La
indefensión aprendida es una condición psicológica en la que el sujeto ha aprendido a creer que no tiene
ningún control sobre la situación en la que se encuentra y que cualquier cosa
que haga será inútil. La teoría procede del psicólogo Martin Seligman quién expuso a dos perros, encerrados en sendas
jaulas, a descargas eléctricas ocasionales. Uno de los animales tenía la
posibilidad de accionar una palanca con el hocico para detener esa descarga,
mientras que el otro no tenía medios para hacerlo. El tiempo de descarga era
igual para ambos, ya que la recibían en el mismo momento, y cuando el primer
perro detenía la descarga, el otro dejaba también de recibirla. El efecto
psicológico inducido en ambos animales fue muy diferente: mientras el primero
mostraba un comportamiento y estado de ánimo normal, el segundo permanecía
quieto, gimoteando y asustado. Posteriormente, y al cambiar la condición para
el segundo perro dándole la posibilidad de controlar las descargas, éste ya no
intentaba hacer nada para evitarlas. En otras palabras, había aprendido a
sentirse indefenso y a no luchar contra ello.
Posteriormente,
se comprobaron fenómenos similares en el comportamiento humano, que se
aplicaron sobre todo para explicar el mecanismo de la depresión. La conclusión
es que, de alguna manera, si nos esforzamos una y otra vez para modificar una
circunstancia adversa de nuestras vidas y no lo conseguimos, o bien nos
“machacan” una y otra vez con que no podremos –sea por unas determinadas
características personales o por factores del entorno supuestamente
incontrolables- llegamos a un punto en
que nos resignamos y dejamos de luchar. Y, aún cuando el contexto cambie, hemos perdido la confianza y
tendemos a creer que definitivamente no podemos ni podremos.
Jorge
Bucay lo ilustra con su cuento del
elefante encadenado:
Indefensión
aprendida es, en suma, todas las formas posibles de completar la frase “¿para qué… (si, total, no voy a conseguir
nada)?” que hemos aprendido, a veces, de forma muy directa de educadores o progenitores
con afirmaciones tipo “eres un/a X y nunca conseguirás Y?” o las múltiples
variantes de “las cosas son como son, y (una persona como tú) no va a conseguir
cambiarlas, no seas iluso/a”, o de manera más insidiosa a través de
determinadas actitudes o mensajes menos claros pero igualmente poderosos. Los
medios de comunicación contribuyen también a reforzar esa idea cuando, por
ejemplo, nos bombardean constantemente con el problema de la crisis económica,
presentándola como si fuera algo que únicamente depende de los mercados
financieros y/o de factores incontrolables (y no de la codicia de unos pocos
permitida por gobiernos inoperantes a la hora de establecer normas de
regulación efectivas de estos abusos, y de la pasividad de muchos a la hora de exigir
responsabilidades y proteger derechos a menudo logrados tras décadas de lucha).

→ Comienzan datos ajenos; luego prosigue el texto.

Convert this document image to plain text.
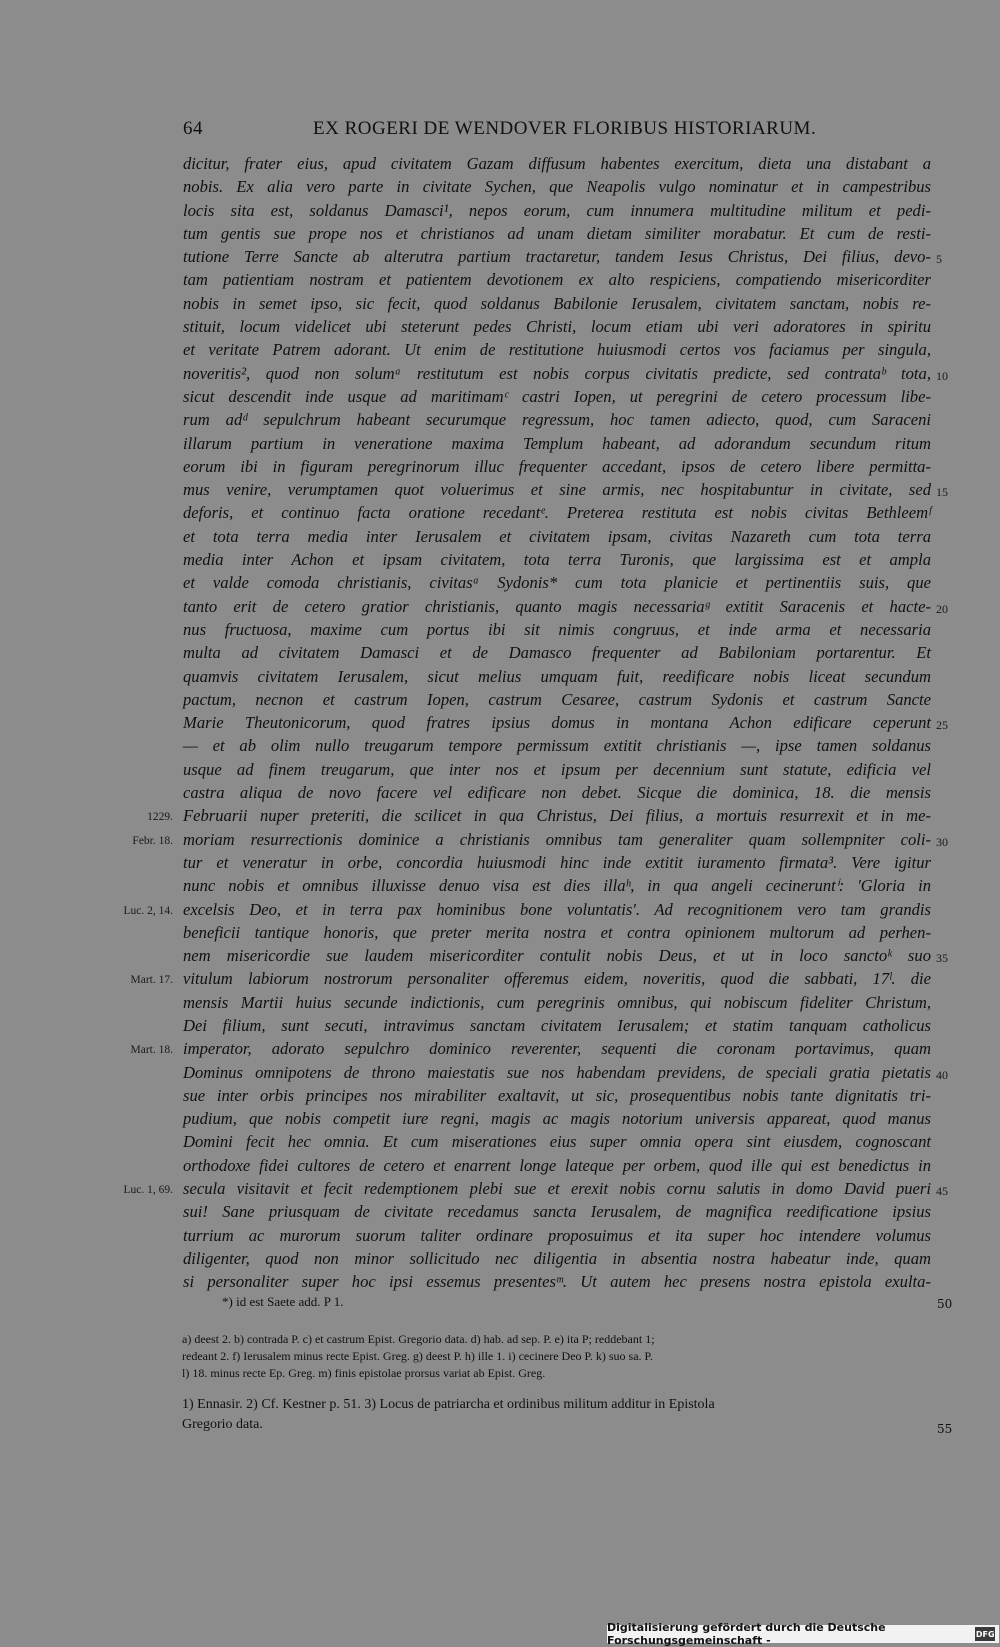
64	EX ROGERI DE WENDOVER FLORIBUS HISTORIARUM.
dicitur, frater eius, apud civitatem Gazam diffusum habentes exercitum, dieta una distabant a
nobis. Ex alia vero parte in civitate Sychen, que Neapolis vulgo nominatur et in campestribus
locis sita est, soldanus Damasci¹, nepos eorum, cum innumera multitudine militum et pedi-
tum gentis sue prope nos et christianos ad unam dietam similiter morabatur. Et cum de resti-
tutione Terre Sancte ab alterutra partium tractaretur, tandem Iesus Christus, Dei filius, devo- 5
tam patientiam nostram et patientem devotionem ex alto respiciens, compatiendo misericorditer
nobis in semet ipso, sic fecit, quod soldanus Babilonie Ierusalem, civitatem sanctam, nobis re-
stituit, locum videlicet ubi steterunt pedes Christi, locum etiam ubi veri adoratores in spiritu
et veritate Patrem adorant. Ut enim de restitutione huiusmodi certos vos faciamus per singula,
noveritis², quod non solumᵃ restitutum est nobis corpus civitatis predicte, sed contrataᵇ tota, 10
sicut descendit inde usque ad maritimamᶜ castri Iopen, ut peregrini de cetero processum libe-
rum adᵈ sepulchrum habeant securumque regressum, hoc tamen adiecto, quod, cum Saraceni
illarum partium in veneratione maxima Templum habeant, ad adorandum secundum ritum
eorum ibi in figuram peregrinorum illuc frequenter accedant, ipsos de cetero libere permitta-
mus venire, verumptamen quot voluerimus et sine armis, nec hospitabuntur in civitate, sed 15
deforis, et continuo facta oratione recedantᵉ. Preterea restituta est nobis civitas Bethleemᶠ
et tota terra media inter Ierusalem et civitatem ipsam, civitas Nazareth cum tota terra
media inter Achon et ipsam civitatem, tota terra Turonis, que largissima est et ampla
et valde comoda christianis, civitasᵃ Sydonis* cum tota planicie et pertinentiis suis, que
tanto erit de cetero gratior christianis, quanto magis necessariaᵍ extitit Saracenis et hacte- 20
nus fructuosa, maxime cum portus ibi sit nimis congruus, et inde arma et necessaria
multa ad civitatem Damasci et de Damasco frequenter ad Babiloniam portarentur. Et
quamvis civitatem Ierusalem, sicut melius umquam fuit, reedificare nobis liceat secundum
pactum, necnon et castrum Iopen, castrum Cesaree, castrum Sydonis et castrum Sancte
Marie Theutonicorum, quod fratres ipsius domus in montana Achon edificare ceperunt 25
— et ab olim nullo treugarum tempore permissum extitit christianis —, ipse tamen soldanus
usque ad finem treugarum, que inter nos et ipsum per decennium sunt statute, edificia vel
castra aliqua de novo facere vel edificare non debet. Sicque die dominica, 18. die mensis
Februarii nuper preteriti, die scilicet in qua Christus, Dei filius, a mortuis resurrexit et in me-
1229.
moriam resurrectionis dominice a christianis omnibus tam generaliter quam sollempniter coli- 30
Febr. 18.
tur et veneratur in orbe, concordia huiusmodi hinc inde extitit iuramento firmata³. Vere igitur
nunc nobis et omnibus illuxisse denuo visa est dies illaʰ, in qua angeli cecineruntⁱ: 'Gloria in
excelsis Deo, et in terra pax hominibus bone voluntatis'. Ad recognitionem vero tam grandis
Luc. 2, 14.
beneficii tantique honoris, que preter merita nostra et contra opinionem multorum ad perhen-
nem misericordie sue laudem misericorditer contulit nobis Deus, et ut in loco sanctoᵏ suo 35
vitulum labiorum nostrorum personaliter offeremus eidem, noveritis, quod die sabbati, 17ˡ. die
Mart. 17.
mensis Martii huius secunde indictionis, cum peregrinis omnibus, qui nobiscum fideliter Christum,
Dei filium, sunt secuti, intravimus sanctam civitatem Ierusalem; et statim tanquam catholicus
imperator, adorato sepulchro dominico reverenter, sequenti die coronam portavimus, quam
Mart. 18.
Dominus omnipotens de throno maiestatis sue nos habendam previdens, de speciali gratia pietatis 40
sue inter orbis principes nos mirabiliter exaltavit, ut sic, prosequentibus nobis tante dignitatis tri-
pudium, que nobis competit iure regni, magis ac magis notorium universis appareat, quod manus
Domini fecit hec omnia. Et cum miserationes eius super omnia opera sint eiusdem, cognoscant
orthodoxe fidei cultores de cetero et enarrent longe lateque per orbem, quod ille qui est benedictus in
secula visitavit et fecit redemptionem plebi sue et erexit nobis cornu salutis in domo David pueri 45
Luc. 1, 69.
sui! Sane priusquam de civitate recedamus sancta Ierusalem, de magnifica reedificatione ipsius
turrium ac murorum suorum taliter ordinare proposuimus et ita super hoc intendere volumus
diligenter, quod non minor sollicitudo nec diligentia in absentia nostra habeatur inde, quam
si personaliter super hoc ipsi essemus presentesᵐ. Ut autem hec presens nostra epistola exulta-
*) id est Saete add. P 1.	50
a) deest 2. b) contrada P. c) et castrum Epist. Gregorio data. d) hab. ad sep. P. e) ita P; reddebant 1;
redeant 2. f) Ierusalem minus recte Epist. Greg. g) deest P. h) ille 1. i) cecinere Deo P. k) suo sa. P.
l) 18. minus recte Ep. Greg. m) finis epistolae prorsus variat ab Epist. Greg.
1) Ennasir. 2) Cf. Kestner p. 51. 3) Locus de patriarcha et ordinibus militum additur in Epistola
Gregorio data.	55
Digitalisierung gefördert durch die Deutsche Forschungsgemeinschaft -	DFG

O cuando nos habitúan a ver imágenes de guerra, pobreza, terrorismo, machismo,
violación sistemática de los derechos humanos, indefensión en suma sin apenas
el contrapeso de alguna imagen de esperanza o de cambio real, presentándolo más
bien como algo inevitable, fruto de la “fatalidad” del destino parece.
Hay
muchos otros factores internos (y
externos) que nos inmovilizan, que nos impiden tener esperanza, que nos impiden
luchar por nuestros derechos, por nuestras legítimas aspiraciones y sueños como,
por ejemplo, la tendencia a hacer aquello que a corto plazo nos resulta más
cómodo, a evitar aquello que nos resulta doloroso aunque a la larga esa actitud
nos perjudique seriamente. O la “droga
de la felicidad” en el mundo actual: el consumismo. O las drogas reales. De muchas formas nos pueden/ nos podemos
adormecer. Pero de eso hablaremos más extensamente en otra ocasión.